Not much is known of this new directed energy weapon, named Kalina, but if the reports are correct this weapon could turn ISR satellites completely useless. The system blinds the electro-optical sensors of ISR satellites by overloading the sensors with enough light to prevent them from functioning. According to weeklyblitz.com achieving this requires high-precision delivery of sufficient amounts of amplified light beams to the targeted satellite sensor. Given the extreme distances and the fact that the laser beam must first pass through the Earth’s atmosphere, this maneuver is highly impressive. 

Kalina operates in a pulsed mode and produces about 1,000 joules per square centimeter. The system delivers an enormous number of photons across large distances and hits satellites orbiting overhead. It is able to do this because lasers form highly collimated beams, meaning the photons travel in parallel, preventing the beam from spreading out and diverging damage output. Kalina focuses its beam using a telescope with a diameter of several meters.

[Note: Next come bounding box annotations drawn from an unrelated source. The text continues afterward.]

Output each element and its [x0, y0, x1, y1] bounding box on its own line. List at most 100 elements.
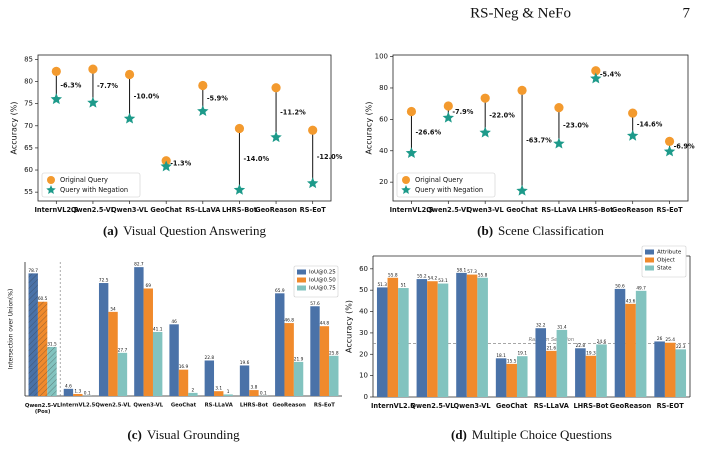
y-tick-label: 70 [24, 122, 33, 130]
legend-label: IoU@0.25 [309, 270, 336, 276]
original-point [406, 106, 417, 117]
x-tick-label: GeoReason [612, 206, 654, 214]
original-point [271, 83, 281, 93]
bar [477, 277, 488, 397]
x-tick-label: GeoChat [506, 206, 538, 214]
delta-label: -14.6% [637, 120, 663, 128]
negation-point [553, 137, 565, 149]
bar [456, 272, 467, 397]
value-label: 31.5 [47, 341, 57, 347]
x-tick-label: RS-LLaVA [541, 206, 577, 214]
original-point [234, 123, 245, 134]
negation-point [663, 145, 676, 157]
caption-text: Multiple Choice Questions [472, 427, 612, 442]
negation-point [405, 147, 418, 158]
bar-hatch [37, 301, 48, 396]
bar-hatch [28, 273, 38, 396]
delta-label: -14.0% [243, 155, 269, 163]
original-point [517, 85, 527, 95]
negation-point [306, 177, 319, 189]
caption-label: (d) [451, 427, 467, 442]
x-tick-label: Qwen2.5-VL [426, 206, 471, 214]
value-label: 51 [401, 283, 407, 289]
original-point [591, 66, 601, 76]
page-number: 7 [683, 5, 691, 21]
value-label: 55.8 [388, 272, 398, 278]
chart: Intersection over Union(%) Qwen2.5-VL (Pos… [8, 262, 342, 442]
bar [575, 348, 586, 397]
x-tick-label: LHRS-Bot [240, 403, 269, 409]
bar [239, 365, 250, 396]
legend-swatch [645, 257, 654, 263]
value-label: 3.8 [251, 385, 258, 391]
value-label: 55.8 [478, 272, 488, 278]
legend-marker [401, 185, 411, 195]
bar [293, 361, 304, 396]
value-label: 78.7 [28, 268, 38, 274]
y-tick-label: 40 [379, 147, 388, 155]
bar [516, 356, 528, 397]
value-label: 22.8 [576, 343, 586, 349]
value-label: 15.5 [507, 358, 517, 364]
delta-label: -23.0% [563, 122, 589, 130]
bar [284, 323, 294, 396]
y-tick-label: 20 [379, 178, 388, 186]
value-label: 22.8 [205, 355, 215, 361]
x-tick-label: RS-EoT [314, 403, 335, 409]
x-tick-label: Qwen2.5-VL [71, 206, 116, 214]
caption-text: Visual Grounding [147, 427, 240, 442]
value-label: 32.2 [536, 323, 546, 329]
legend-label: IoU@0.50 [309, 278, 336, 284]
x-tick-label: LHRS-Bot [573, 402, 608, 410]
caption-label: (a) [103, 223, 118, 238]
value-label: 57.3 [467, 269, 477, 275]
negation-point [123, 112, 136, 124]
y-axis-label: Intersection over Union(%) [8, 289, 15, 370]
bar [585, 355, 597, 397]
legend-label: Original Query [60, 176, 108, 184]
original-point [51, 66, 61, 76]
x-tick-label: RS-LLaVA [205, 403, 234, 409]
legend-marker [47, 176, 55, 184]
value-label: 31.4 [557, 324, 567, 330]
bar [387, 277, 399, 397]
original-point [88, 64, 98, 74]
bar [398, 288, 409, 397]
negation-point [442, 111, 455, 123]
x-tick-label: Qwen3-VL [133, 403, 163, 409]
plot-frame [37, 54, 332, 202]
value-label: 4.6 [65, 383, 72, 389]
negation-point [87, 96, 99, 108]
x-tick-label: Qwen2.5-VL [410, 402, 455, 410]
value-label: 82.7 [134, 262, 144, 268]
bar [376, 287, 388, 397]
delta-label: -63.7% [526, 137, 552, 145]
x-tick-label: RS-EOT [657, 402, 685, 410]
bar [596, 344, 607, 397]
original-point [308, 125, 318, 135]
reference-label: Random Selection [529, 337, 574, 343]
negation-point [197, 105, 209, 117]
bar [143, 288, 153, 396]
caption: (b) Scene Classification [477, 223, 604, 238]
x-tick-label: Qwen3-VL [454, 402, 492, 410]
legend-label: IoU@0.75 [309, 286, 336, 292]
value-label: 18.1 [496, 353, 506, 359]
bar [427, 281, 438, 397]
y-tick-label: 65 [24, 144, 33, 152]
plot-frame [392, 54, 689, 202]
y-tick-label: 50 [359, 286, 368, 294]
bar [319, 326, 330, 396]
original-point [443, 101, 453, 111]
bar [614, 288, 626, 397]
y-tick-label: 20 [359, 350, 368, 358]
legend-swatch [297, 285, 306, 291]
value-label: 53.1 [438, 278, 448, 284]
value-label: 69 [146, 283, 152, 289]
bar [178, 369, 189, 396]
x-tick-label: Qwen3-VL [111, 206, 149, 214]
y-axis-label: Accuracy (%) [365, 102, 374, 155]
bar-hatch [47, 346, 57, 396]
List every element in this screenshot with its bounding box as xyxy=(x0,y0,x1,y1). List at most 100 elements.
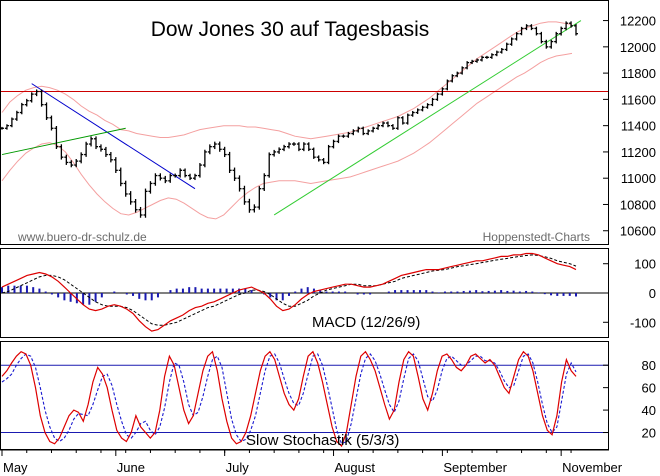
ohlc-bar xyxy=(217,141,222,152)
ohlc-bar xyxy=(494,50,499,57)
price-tick-label: 11000 xyxy=(621,171,656,186)
ohlc-bar xyxy=(455,71,460,78)
ohlc-bar xyxy=(430,97,435,107)
ohlc-bar xyxy=(188,173,193,181)
stochastic-tick-label: 60 xyxy=(642,381,656,396)
price-tick-label: 11600 xyxy=(621,92,656,107)
trendline-1 xyxy=(1,127,126,156)
ohlc-bar xyxy=(405,113,410,125)
ohlc-bar xyxy=(242,185,247,205)
macd-histogram xyxy=(1,285,577,305)
ohlc-bar xyxy=(385,121,390,128)
stochastic-y-axis: 80 60 40 20 xyxy=(603,358,656,441)
price-tick-label: 12000 xyxy=(620,40,656,55)
ohlc-bar xyxy=(356,126,361,133)
ohlc-bar xyxy=(113,157,118,173)
ohlc-bar xyxy=(311,147,316,159)
ohlc-bar xyxy=(9,117,14,128)
ohlc-bar xyxy=(351,129,356,136)
ohlc-bar xyxy=(559,26,564,36)
stochastic-tick-label: 40 xyxy=(642,403,656,418)
macd-tick-label: 100 xyxy=(634,257,656,272)
ohlc-bar xyxy=(29,92,34,103)
macd-signal-line xyxy=(1,254,577,326)
stochastic-tick-label: 20 xyxy=(642,426,656,441)
ohlc-bar xyxy=(183,168,188,178)
x-axis: May June July August September November xyxy=(0,449,623,475)
ohlc-bar xyxy=(306,142,311,152)
ohlc-bar xyxy=(222,146,227,158)
ohlc-bar xyxy=(128,191,133,205)
ohlc-bar xyxy=(94,136,99,150)
ohlc-bar xyxy=(519,26,524,36)
ohlc-bar xyxy=(316,155,321,162)
ohlc-bar xyxy=(178,168,183,178)
ohlc-bar xyxy=(524,24,529,31)
ohlc-bar xyxy=(84,141,89,157)
ohlc-bar xyxy=(361,126,366,136)
ohlc-bar xyxy=(143,188,148,218)
ohlc-bar xyxy=(415,108,420,114)
macd-label: MACD (12/26/9) xyxy=(312,314,420,331)
ohlc-bar xyxy=(4,124,9,130)
x-month-label: July xyxy=(226,460,250,475)
ohlc-bar xyxy=(376,124,381,130)
ohlc-bar xyxy=(435,92,440,101)
price-tick-label: 11800 xyxy=(621,66,656,81)
watermark-left: www.buero-dr-schulz.de xyxy=(17,230,147,244)
ohlc-bar xyxy=(400,116,405,125)
ohlc-bar xyxy=(450,74,455,83)
ohlc-bar xyxy=(267,152,272,178)
price-panel-frame xyxy=(0,0,609,245)
ohlc-bar xyxy=(301,142,306,152)
macd-tick-label: 0 xyxy=(649,286,656,301)
ohlc-bar xyxy=(257,186,262,210)
ohlc-bar xyxy=(440,87,445,96)
ohlc-bar xyxy=(331,139,336,149)
stochastic-label: Slow Stochastik (5/3/3) xyxy=(246,432,399,449)
stochastic-reference-lines xyxy=(1,364,608,434)
x-month-label: August xyxy=(335,460,376,475)
ohlc-bar xyxy=(44,102,49,120)
ohlc-bar xyxy=(0,126,4,130)
ohlc-bar xyxy=(366,129,371,136)
ohlc-bar xyxy=(69,160,74,168)
bollinger-lower-band xyxy=(1,52,573,220)
ohlc-bar xyxy=(49,115,54,131)
ohlc-bar xyxy=(237,175,242,192)
ohlc-bar xyxy=(390,124,395,130)
ohlc-bar xyxy=(381,121,386,128)
ohlc-bar xyxy=(54,125,59,149)
ohlc-bar xyxy=(326,144,331,165)
ohlc-bar xyxy=(247,198,252,213)
price-tick-label: 11200 xyxy=(621,145,656,160)
x-month-label: June xyxy=(117,460,145,475)
ohlc-bar xyxy=(346,131,351,138)
ohlc-bar xyxy=(479,55,484,62)
ohlc-bar xyxy=(465,61,470,70)
ohlc-bar xyxy=(554,31,559,44)
ohlc-bar xyxy=(197,163,202,178)
stochastic-d-line xyxy=(1,353,577,445)
ohlc-bar xyxy=(64,154,69,165)
ohlc-bar xyxy=(534,26,539,36)
ohlc-bar xyxy=(89,136,94,147)
stochastic-tick-label: 80 xyxy=(642,358,656,373)
ohlc-bar xyxy=(425,103,430,109)
ohlc-bar xyxy=(207,144,212,155)
macd-line xyxy=(1,252,577,332)
trendline-0 xyxy=(31,83,196,190)
trendline-2 xyxy=(273,20,582,216)
price-tick-label: 10600 xyxy=(620,224,656,239)
ohlc-bar xyxy=(232,167,237,181)
chart-title: Dow Jones 30 auf Tagesbasis xyxy=(151,18,430,41)
ohlc-bar xyxy=(539,31,544,44)
ohlc-bar xyxy=(192,173,197,181)
stochastic-k-line xyxy=(1,350,577,448)
ohlc-bar xyxy=(529,24,534,31)
ohlc-bar xyxy=(59,144,64,160)
watermark-right: Hoppenstedt-Charts xyxy=(483,230,590,244)
macd-lines xyxy=(1,252,577,332)
ohlc-bar xyxy=(489,53,494,59)
ohlc-bar xyxy=(445,79,450,91)
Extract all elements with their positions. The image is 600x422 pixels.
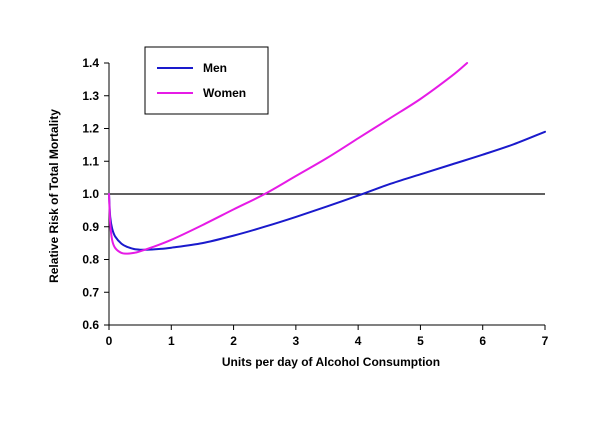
x-tick-label: 5 (417, 334, 424, 348)
x-tick-label: 3 (293, 334, 300, 348)
x-tick-label: 1 (168, 334, 175, 348)
y-tick-label: 0.8 (82, 253, 99, 267)
legend-label: Men (203, 61, 227, 75)
x-tick-label: 0 (106, 334, 113, 348)
y-tick-label: 1.2 (82, 122, 99, 136)
x-tick-label: 7 (542, 334, 549, 348)
y-tick-label: 1.3 (82, 89, 99, 103)
y-tick-label: 0.7 (82, 285, 99, 299)
x-tick-label: 6 (479, 334, 486, 348)
series-line-women (108, 62, 469, 255)
series-line-men (108, 130, 546, 251)
axes: 0.6 0.7 0.8 0.9 1.0 1.1 1.2 1.3 1.4 0 1 2 3 4 5 6 7 (82, 56, 548, 348)
y-tick-label: 0.9 (82, 220, 99, 234)
y-axis-title: Relative Risk of Total Mortality (47, 109, 61, 283)
x-tick-label: 4 (355, 334, 362, 348)
x-tick-label: 2 (230, 334, 237, 348)
y-tick-label: 1.1 (82, 154, 99, 168)
legend: Men Women (144, 46, 269, 115)
legend-label: Women (203, 86, 246, 100)
series-layer (108, 62, 546, 255)
y-tick-label: 1.4 (82, 56, 99, 70)
y-tick-label: 1.0 (82, 187, 99, 201)
x-axis-title: Units per day of Alcohol Consumption (222, 355, 440, 369)
legend-box (144, 46, 269, 115)
y-tick-label: 0.6 (82, 318, 99, 332)
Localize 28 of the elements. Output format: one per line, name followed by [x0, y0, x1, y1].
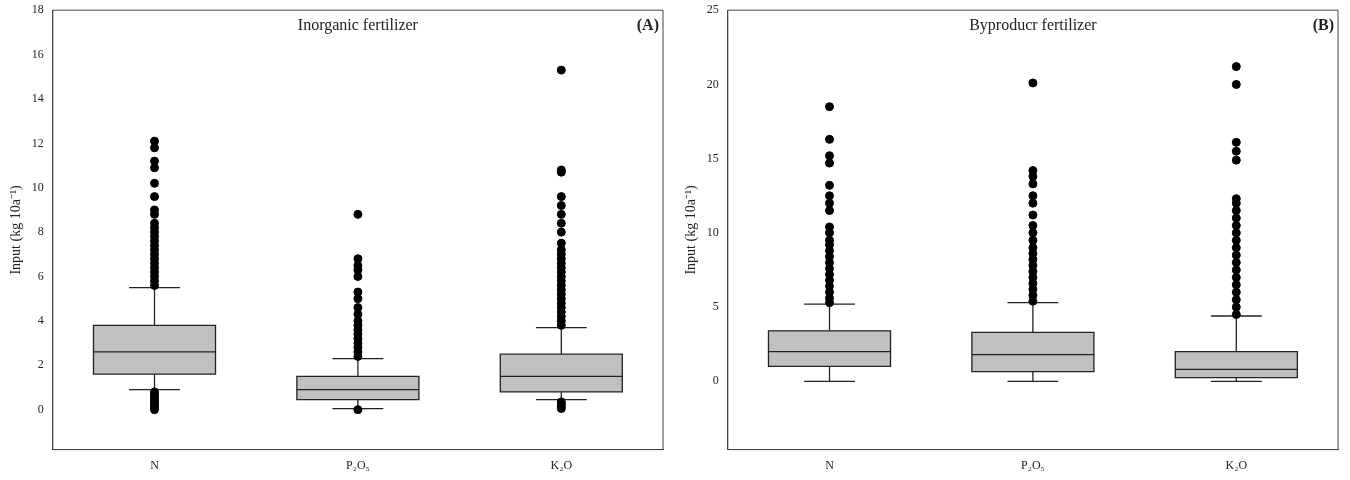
- x-tick-label: K₂O: [550, 457, 573, 472]
- x-tick-label: N: [825, 457, 835, 472]
- y-tick-label: 2: [37, 357, 44, 372]
- y-tick-label: 20: [706, 76, 719, 91]
- x-tick-label: K₂O: [1225, 457, 1248, 472]
- chart-title: Inorganic fertilizer: [297, 16, 419, 35]
- y-tick-label: 4: [37, 313, 44, 328]
- y-tick-label: 18: [31, 2, 44, 17]
- x-tick-label: P₂O₅: [1021, 457, 1045, 472]
- y-tick-label: 0: [712, 373, 719, 388]
- y-tick-label: 0: [37, 401, 44, 416]
- chart-title: Byproducr fertilizer: [969, 16, 1098, 35]
- annotation: (B): [1312, 16, 1334, 35]
- y-tick-label: 14: [31, 91, 44, 106]
- y-axis-title: Input (kg 10a⁻¹): [8, 184, 25, 275]
- y-tick-label: 16: [31, 46, 44, 61]
- x-tick-label: P₂O₅: [346, 457, 370, 472]
- y-tick-label: 25: [706, 2, 719, 17]
- annotation: (A): [636, 16, 659, 35]
- y-tick-label: 6: [37, 268, 44, 283]
- y-tick-label: 10: [31, 179, 44, 194]
- y-tick-label: 12: [31, 135, 44, 150]
- y-tick-label: 10: [706, 225, 719, 240]
- x-tick-label: N: [150, 457, 160, 472]
- y-tick-label: 8: [37, 224, 44, 239]
- y-tick-label: 15: [706, 150, 719, 165]
- y-tick-label: 5: [712, 299, 719, 314]
- y-axis-title: Input (kg 10a⁻¹): [683, 184, 700, 275]
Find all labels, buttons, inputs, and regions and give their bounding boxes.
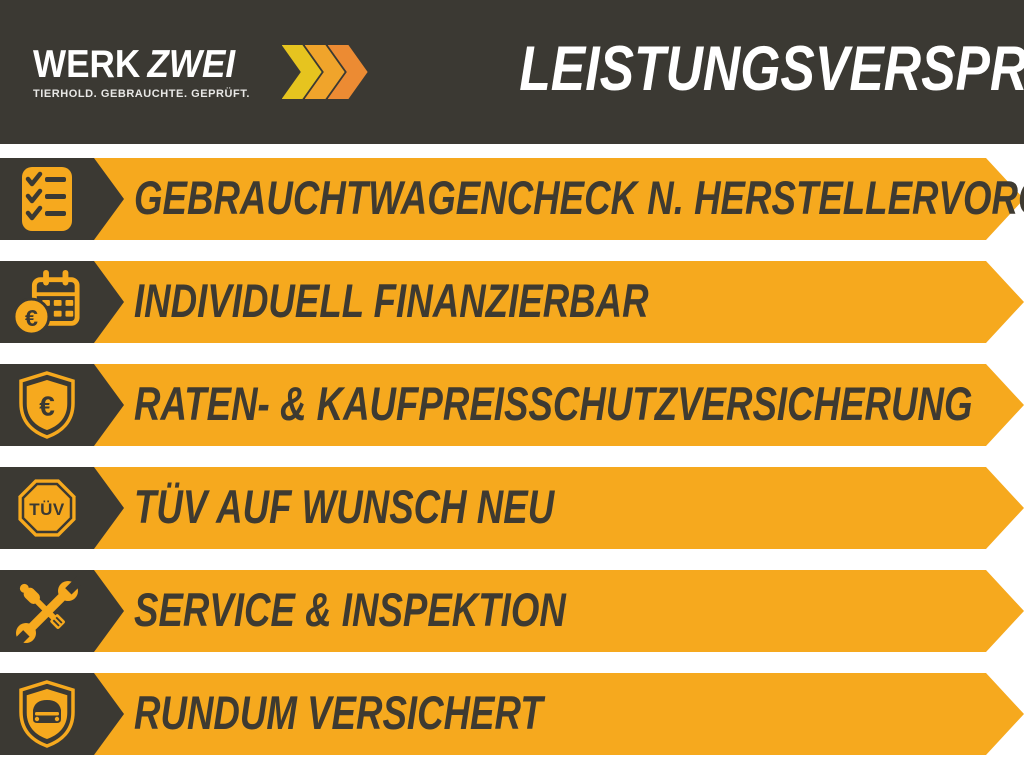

ISR satellites using electro-optical sensors tend to operate in LEO (Low-Earth Orbit) with an altitude of several hundred kilometers. It typically takes these satellites several minutes to pass over any specific point on Earth, requiring Kalina to be able to operate continuously for that long while maintaining permanent track on the electro-optical sensors. Based on the reported details of the telescope, Kalina would be able to target an overhead satellite for hundreds of kilometers of its path. This makes it possible to protect a very large area of over 100,000 square kilometers from ISR satellites.